Removing the created parts of me
- Everleigh Hall
- Mar 27
- 2 min read
Updated: 6 days ago
Lately, I’ve been going through reassessment, and it’s brought up a lot for me.
For a long time, I was told I had BPD, and I accepted that because I thought the professionals knew best. I tried to make sense of myself through that diagnosis. I tried to carry it, understand it, and live with what came with it.
But now there are real questions being asked about whether that diagnosis was ever right in the first place.
What if I didn’t have BPD at all?
What if I was reacting to trauma?
What if the way I responded to certain situations was never about “who I am” as a person, but about what I was living through at the time?
That difference matters.
Because being traumatised, controlled, pushed to your limit, and constantly living in survival mode can change how you react.
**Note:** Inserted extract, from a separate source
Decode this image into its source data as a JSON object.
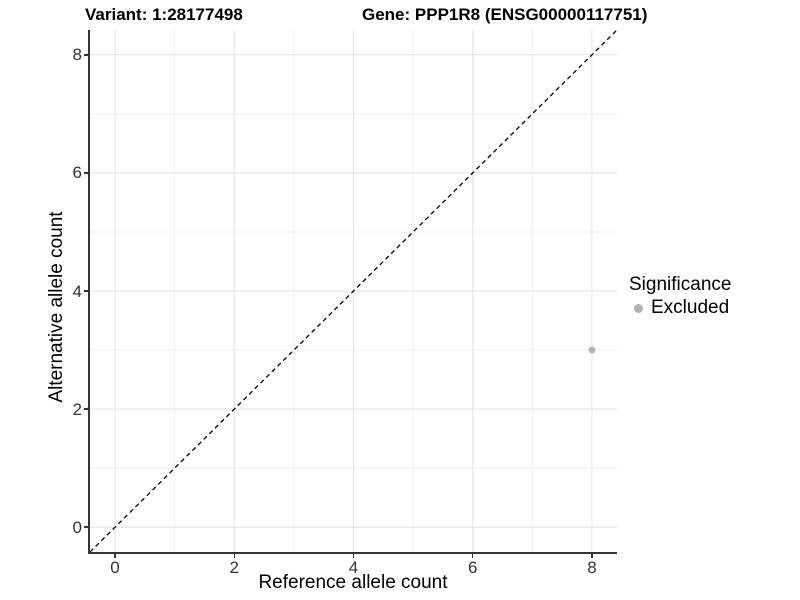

It can make you emotional, reactive, anxious, defensive, overwhelmed.
But that does not automatically mean your personality is disordered.
Sometimes it means you were in situations that were damaging you.
One of the biggest things for me in all of this has been having support from my GP. To have someone actually listen, look at the bigger picture, and support
removing a diagnosis that may never have truly fitted me has meant a lot.
Because this never felt like it was about my character.
It never felt like it was about the core of who I am.
It felt like a label that was attached during circumstances that were messy, painful, and heavily influenced by other people including an ex who used things to control me.
That is a hard thing to admit, because once a diagnosis is on your record, it can shape the way people see you. It can affect how seriously you’re taken. It can make you question yourself. And when that diagnosis may have been influenced by abuse, control, or the way someone else painted you, that leaves a lot to unpack.
I’m not saying I haven’t struggled, because I have.
I’m saying those struggles may have come from trauma, not from some fixed problem in who I am.
That feels important.
This whole process has made me realise how easy it is for survival responses to be mistaken for personality traits. How easy it is for pain to be turned into a label.
And how hard it is to separate yourself from something once it has been written down as fact.
But I’m trying.
I’m trying to see myself more clearly.
Not as a diagnosis.
Not as the version of me shaped by survival.
Just as me.
And maybe that’s the point of all this.
Maybe this is not about losing a label.
Maybe it’s about finally understanding that it was never meant to define me in the first place.